No julgamento do AIRR, a 2ª Turma do TST deparou-se com o caso concreto de um escriturário que tentou anular na Justiça do Trabalho ato do Banco do Brasil que exigiu que ele optasse entre o cargo de bancário e o de professor da rede pública do Rio Grande do Norte.

Apesar de ter comprovado a compatibilidade de horários, o pedido foi julgado improcedente pelo juízo monocrático, posicionamento posteriormente mantido pelo TRT 21 (RN), sob o argumento de que a função de escriturário bancário exercida pelo reclamante não poderia ser considerada atividade de natureza técnica ou científica, uma vez que o seu ocupante não necessitaria de conhecimentos profissionais especializados para o desempenho das atividades inerentes ao cargo. No caso do escriturário de banco, todavia, o que predomina no exercício do cargo são atribuições concernentes ao serviço burocrático de uma instituição financeira.   

Na instância superior, o escriturário não obteve sucesso. A 2ª Turma do TST manteve o entendimento do juízo a quo, reiterando que o cargo de escriturário de banco não tem natureza técnico-científica.

 Esse mesmo entendimento foi aplicado no julgamento do AIRR pela Quarta Turma do TST. Nesse precedente, o relator fundamentou-se no entendimento de que, para que, a fim de que um cargo seja considerado “técnico”, é preciso que suas atribuições devam ser técnicas, ainda que não exclusivamente, ao menos predominantemente em relação às atribuições meramente burocráticas.  

 Vejamos como ficou ementado o acórdão:

AGRAVO DE INSTRUMENTO. RECURSO DE REVISTA. ACÚMULO DE CARGO DE ESCRITURÁRIO DO BANCO DO BRASIL COM O DE PROFESSOR DE MUNICÍPIO. IMPOSSIBILIDADE. A Corte Regional concluiu que "comprovado que o cargo de Escriturário não é considerado 'técnico' (fls. 76), a acumulação dele com o de Professor do Município de Natal/RN é proibida" (fl. 240). A alteração da decisão com base nas premissas trazidas pelo Reclamante exige reexame de fatos e provas, procedimento vedado nesta instância extraordinária a teor da Súmula 126 desta Corte. Agravo de instrumento a que se nega provimento. (TST, 4ª Turma, AIRR 45600, Rel. Min. Fernando Eizo Ono, j. 19/02/2014, p. 07/03/2014).   

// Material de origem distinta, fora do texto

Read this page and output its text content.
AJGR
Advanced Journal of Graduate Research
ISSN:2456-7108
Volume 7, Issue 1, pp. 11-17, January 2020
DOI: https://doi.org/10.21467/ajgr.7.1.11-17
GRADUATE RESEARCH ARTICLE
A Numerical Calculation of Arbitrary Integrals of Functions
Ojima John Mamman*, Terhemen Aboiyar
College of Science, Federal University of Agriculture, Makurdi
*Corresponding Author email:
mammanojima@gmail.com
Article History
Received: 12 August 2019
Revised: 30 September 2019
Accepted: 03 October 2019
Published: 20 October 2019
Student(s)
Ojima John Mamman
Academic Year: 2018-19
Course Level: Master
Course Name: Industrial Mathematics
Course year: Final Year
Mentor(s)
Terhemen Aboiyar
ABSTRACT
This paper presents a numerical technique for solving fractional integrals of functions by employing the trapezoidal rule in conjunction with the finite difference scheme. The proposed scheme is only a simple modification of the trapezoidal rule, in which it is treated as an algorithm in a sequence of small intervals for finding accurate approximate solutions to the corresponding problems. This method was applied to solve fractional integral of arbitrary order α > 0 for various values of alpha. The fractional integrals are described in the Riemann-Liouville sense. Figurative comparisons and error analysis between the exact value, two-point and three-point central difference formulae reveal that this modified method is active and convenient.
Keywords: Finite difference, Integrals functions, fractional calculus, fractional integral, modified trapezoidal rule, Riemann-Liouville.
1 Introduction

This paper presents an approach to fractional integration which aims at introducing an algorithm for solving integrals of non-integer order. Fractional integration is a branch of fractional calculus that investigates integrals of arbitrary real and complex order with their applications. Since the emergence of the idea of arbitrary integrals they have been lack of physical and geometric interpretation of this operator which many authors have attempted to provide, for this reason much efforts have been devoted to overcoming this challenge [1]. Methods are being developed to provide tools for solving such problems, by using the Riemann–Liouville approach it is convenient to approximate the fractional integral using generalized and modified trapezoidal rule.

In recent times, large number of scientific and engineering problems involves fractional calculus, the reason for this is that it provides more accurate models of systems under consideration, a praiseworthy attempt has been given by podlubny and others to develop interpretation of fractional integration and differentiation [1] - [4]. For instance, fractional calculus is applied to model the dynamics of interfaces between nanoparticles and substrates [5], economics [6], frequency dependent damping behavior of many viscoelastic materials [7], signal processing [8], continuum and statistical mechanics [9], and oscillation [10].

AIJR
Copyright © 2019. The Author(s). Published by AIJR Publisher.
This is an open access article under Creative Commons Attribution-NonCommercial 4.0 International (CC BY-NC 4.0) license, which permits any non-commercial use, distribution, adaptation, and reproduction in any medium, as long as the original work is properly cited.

Sendo assim, acorde com a jurisprudência do TST, o cargo de escriturário de banco não é cargo técnico. Consequentemente, não pode ser exercido concomitantemente com outro na Administração Pública, visto não se amoldar à exceção inscrita na alínea b do inc. XVI do art. 37 da CF/88.

 3.2 – Técnico-Bancário

Em se tratando do cargo de técnico-bancário, a orientação é outra. 

No caso concreto, um bancário lotado na Caixa Econômica Federal da cidade de Teresina buscou amparo judicial para legitimar o acúmulo de seu cargo com o de professor da rede estadual de ensino. O pedido foi julgado procedente pelo TRT 22 (PI). Inconformada, a CEF recorreu de revista ao TST.

A 3ª Turma então chancelou o posicionamento do Regional. Segundo afirmou o relator do acórdão, Min. Maurício Godinho Delgado, a função de técnico bancário está compreendida na expressão cargo técnico prevista na Constituição, haja vista a necessidade de prestigiar-se o incentivo dado pelo texto supremo à educação como um direito fundamental efetivado pelo exercício do magistério. De outra banda, seria ilusório supor que, em uma sociedade submetida ao capitalismo financeiro, o ocupante do cargo de bancário ou financiário não desempenha função “não técnica”.  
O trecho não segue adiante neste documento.